Fenton-Fung said that if she won, it would be because she outworked Mattiello on the campaign trial.

“You know what, while he was on the beach in Narragansett this summer, we were going door to door every night,” she said. She said she’d get home from work at 3 p.m., her husband would get home at 4:30 p.m., and they’d knock on doors until 8 p.m.

Also, Fenton-Fung said voters were seeking “cleaner government,” and were upset about scandals swirling around Mattiello. She noted that during the Britt trial, a political operative testified that he had done surveillance on Steven Frias, Mattiello’s opponent in the 2016 election.

Mattiello testified that he knew nothing about those activities or the campaign mailer at the heart of the Britt trial. But Fenton-Fung said, “When people get a glimpse of how the sausage is made up at the State House, they want some changes.”

After he voted, Mattiello said that he has been “the most pro-business Speaker in at least 50 or 75 years.” And if he wins, he said, “We are going to stay in the same direction that the Rhode Island manufacturers, the CPAs, the chambers of commerce, all of the business groups are supporting... creating the environment that is conducive to job growth.”

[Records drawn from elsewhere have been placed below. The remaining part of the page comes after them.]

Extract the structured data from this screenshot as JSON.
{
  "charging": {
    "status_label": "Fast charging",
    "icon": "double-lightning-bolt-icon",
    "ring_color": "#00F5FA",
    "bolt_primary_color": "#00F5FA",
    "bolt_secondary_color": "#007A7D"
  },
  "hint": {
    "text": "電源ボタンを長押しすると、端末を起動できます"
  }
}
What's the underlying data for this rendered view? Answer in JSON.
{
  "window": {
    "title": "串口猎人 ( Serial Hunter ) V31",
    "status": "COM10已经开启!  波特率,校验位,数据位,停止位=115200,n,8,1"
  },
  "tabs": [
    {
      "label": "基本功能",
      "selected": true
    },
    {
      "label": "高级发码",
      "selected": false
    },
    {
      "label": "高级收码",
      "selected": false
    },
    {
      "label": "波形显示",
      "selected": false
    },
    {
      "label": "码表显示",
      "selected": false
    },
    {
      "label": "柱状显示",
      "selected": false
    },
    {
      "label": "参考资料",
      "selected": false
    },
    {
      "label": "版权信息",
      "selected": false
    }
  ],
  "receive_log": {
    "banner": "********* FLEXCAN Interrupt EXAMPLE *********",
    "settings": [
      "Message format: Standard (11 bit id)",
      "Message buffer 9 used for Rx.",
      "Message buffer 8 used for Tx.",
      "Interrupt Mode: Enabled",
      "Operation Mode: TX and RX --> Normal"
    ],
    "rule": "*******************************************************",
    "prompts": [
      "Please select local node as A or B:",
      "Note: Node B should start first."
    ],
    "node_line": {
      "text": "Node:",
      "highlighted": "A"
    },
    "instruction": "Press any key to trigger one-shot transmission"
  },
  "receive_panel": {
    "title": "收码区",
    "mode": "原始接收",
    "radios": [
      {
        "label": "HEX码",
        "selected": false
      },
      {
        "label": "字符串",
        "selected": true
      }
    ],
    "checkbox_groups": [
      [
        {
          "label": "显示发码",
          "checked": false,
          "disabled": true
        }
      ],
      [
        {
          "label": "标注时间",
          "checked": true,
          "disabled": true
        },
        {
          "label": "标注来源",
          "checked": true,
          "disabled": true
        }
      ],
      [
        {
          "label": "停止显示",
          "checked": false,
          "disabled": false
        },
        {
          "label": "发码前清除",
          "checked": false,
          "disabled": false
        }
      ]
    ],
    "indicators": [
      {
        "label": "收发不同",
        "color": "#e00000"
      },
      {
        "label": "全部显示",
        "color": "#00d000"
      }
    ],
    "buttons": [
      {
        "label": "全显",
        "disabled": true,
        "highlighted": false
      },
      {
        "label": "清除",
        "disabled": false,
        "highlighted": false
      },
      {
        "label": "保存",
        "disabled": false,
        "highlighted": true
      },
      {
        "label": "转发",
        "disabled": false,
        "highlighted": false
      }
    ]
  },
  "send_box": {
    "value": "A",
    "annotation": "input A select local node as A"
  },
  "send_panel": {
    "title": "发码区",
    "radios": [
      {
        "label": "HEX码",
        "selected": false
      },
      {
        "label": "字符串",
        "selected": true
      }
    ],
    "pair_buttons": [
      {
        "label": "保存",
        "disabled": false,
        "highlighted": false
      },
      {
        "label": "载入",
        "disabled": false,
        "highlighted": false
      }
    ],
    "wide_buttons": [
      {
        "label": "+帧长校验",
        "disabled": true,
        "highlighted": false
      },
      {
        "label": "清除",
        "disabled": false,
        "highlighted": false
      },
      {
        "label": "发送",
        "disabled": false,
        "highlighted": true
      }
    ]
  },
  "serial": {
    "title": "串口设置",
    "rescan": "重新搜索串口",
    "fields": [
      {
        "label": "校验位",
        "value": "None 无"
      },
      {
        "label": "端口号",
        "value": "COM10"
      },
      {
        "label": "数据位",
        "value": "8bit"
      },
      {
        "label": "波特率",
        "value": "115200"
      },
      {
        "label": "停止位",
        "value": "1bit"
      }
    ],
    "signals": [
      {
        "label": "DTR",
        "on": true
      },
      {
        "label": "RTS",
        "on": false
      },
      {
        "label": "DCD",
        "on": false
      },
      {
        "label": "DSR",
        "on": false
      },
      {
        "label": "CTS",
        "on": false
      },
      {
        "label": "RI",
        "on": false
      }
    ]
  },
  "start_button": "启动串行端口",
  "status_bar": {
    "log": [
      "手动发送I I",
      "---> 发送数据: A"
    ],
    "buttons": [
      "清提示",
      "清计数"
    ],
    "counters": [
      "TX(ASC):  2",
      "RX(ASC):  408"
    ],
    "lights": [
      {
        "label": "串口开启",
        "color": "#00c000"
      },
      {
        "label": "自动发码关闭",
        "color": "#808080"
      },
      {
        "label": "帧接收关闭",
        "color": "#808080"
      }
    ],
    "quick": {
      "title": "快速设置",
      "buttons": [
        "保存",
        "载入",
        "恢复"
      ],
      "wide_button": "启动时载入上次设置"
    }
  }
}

But if he loses, he said, the state may become "less business friendly.”

“The speakership would go into turmoil, and you don’t know who comes out the other end,” he said. “That would make a tremendous difference in the direction of the state.”

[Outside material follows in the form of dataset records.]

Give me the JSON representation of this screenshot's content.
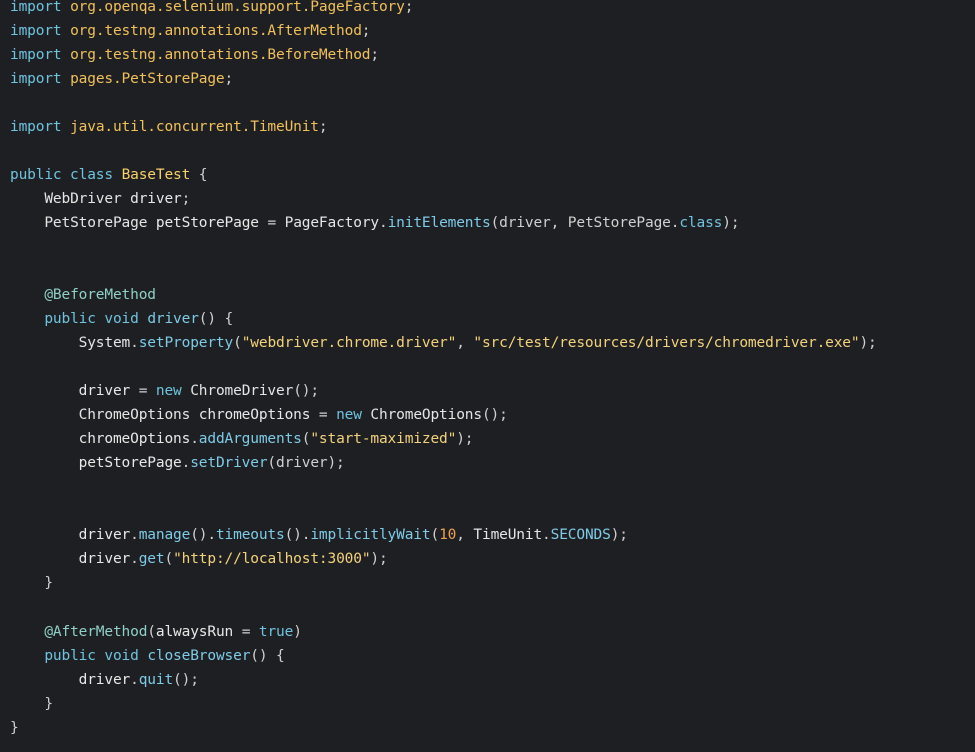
{
  "code": {
    "l1": {
      "kw": "import",
      "pkg": "org.openqa.selenium.support.PageFactory",
      "p": ";"
    },
    "l2": {
      "kw": "import",
      "pkg": "org.testng.annotations.AfterMethod",
      "p": ";"
    },
    "l3": {
      "kw": "import",
      "pkg": "org.testng.annotations.BeforeMethod",
      "p": ";"
    },
    "l4": {
      "kw": "import",
      "pkg": "pages.PetStorePage",
      "p": ";"
    },
    "l6": {
      "kw": "import",
      "pkg": "java.util.concurrent.TimeUnit",
      "p": ";"
    },
    "l8": {
      "kw": "public class",
      "name": "BaseTest",
      "p": " {"
    },
    "l9": {
      "ty": "WebDriver",
      "id": "driver",
      "p": ";"
    },
    "l10": {
      "ty": "PetStorePage",
      "id": "petStorePage",
      "eq": " = ",
      "obj": "PageFactory",
      "dot": ".",
      "fn": "initElements",
      "args": "(driver, PetStorePage.",
      "kwclass": "class",
      "end": ");"
    },
    "l13": {
      "ann": "@BeforeMethod"
    },
    "l14": {
      "kw": "public void",
      "fn": "driver",
      "p": "() {"
    },
    "l15": {
      "obj": "System",
      "dot": ".",
      "fn": "setProperty",
      "open": "(",
      "s1": "\"webdriver.chrome.driver\"",
      "comma": ", ",
      "s2": "\"src/test/resources/drivers/chromedriver.exe\"",
      "end": ");"
    },
    "l17": {
      "id": "driver",
      "eq": " = ",
      "kw": "new",
      "ty": "ChromeDriver",
      "end": "();"
    },
    "l18": {
      "ty": "ChromeOptions",
      "id": "chromeOptions",
      "eq": " = ",
      "kw": "new",
      "ty2": "ChromeOptions",
      "end": "();"
    },
    "l19": {
      "obj": "chromeOptions",
      "dot": ".",
      "fn": "addArguments",
      "open": "(",
      "s": "\"start-maximized\"",
      "end": ");"
    },
    "l20": {
      "obj": "petStorePage",
      "dot": ".",
      "fn": "setDriver",
      "args": "(driver);"
    },
    "l23": {
      "obj": "driver",
      "c1": ".",
      "fn1": "manage",
      "c2": "().",
      "fn2": "timeouts",
      "c3": "().",
      "fn3": "implicitlyWait",
      "open": "(",
      "num": "10",
      "comma": ", ",
      "tu": "TimeUnit",
      "dot": ".",
      "const": "SECONDS",
      "end": ");"
    },
    "l24": {
      "obj": "driver",
      "dot": ".",
      "fn": "get",
      "open": "(",
      "s": "\"http://localhost:3000\"",
      "end": ");"
    },
    "l25": {
      "p": "}"
    },
    "l27": {
      "ann": "@AfterMethod",
      "open": "(",
      "param": "alwaysRun",
      "eq": " = ",
      "val": "true",
      "end": ")"
    },
    "l28": {
      "kw": "public void",
      "fn": "closeBrowser",
      "p": "() {"
    },
    "l29": {
      "obj": "driver",
      "dot": ".",
      "fn": "quit",
      "end": "();"
    },
    "l30": {
      "p": "}"
    },
    "l31": {
      "p": "}"
    }
  },
  "colors": {
    "background": "#1e1f22",
    "keyword": "#6fc3df",
    "string": "#f3d27c",
    "number": "#f0a050",
    "annotation": "#8fd0c8"
  }
}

Georgia Hollister Isman, New England director for the Working Families Party, said a Mattiello loss would provide Rhode Island progressives with an opportunity to organize around issues that have proved popular in this election cycle, such as climate change, increasing the minimum wage, and taxing the wealthy to pay for essential government services.

“That state budget is going to include important decisions – important moral and political decisions,” Hollister Isman said.

“No matter what, we are in for a very different way of running the House," she said. “And that provides some very interesting possibilities.”

Early votes provides Mattiello’s last hope of changing the narrative after Election Day.

After midnight, the Board of Elections announced that early voting results in Cranston would not be available until later Wednesday.

Cranston registrar Nick Lima explained that a memory card in an early voting machine reached its limit on Thursday, and the Board of Elections was having trouble downloading those results. So the city sent all paper ballots to the Board of Elections, with a police escort, in case elections officials need to feed ballots through machine again.

“It’s the Board of Elections' hands,” Lima said. “They have all the flash drives and paper ballots.”


The bottom line was that with Rhode Island riveted on the outcome, the early voting and mail ballot results for the race had not been posted by midnight on Election Day.

Mattiello’s campaign canceled a planned Zoom call with reporters, and Mayor Fung said Fenton-Fung was not declaring victory. "Right now, we are cautiously optimistic,” he said.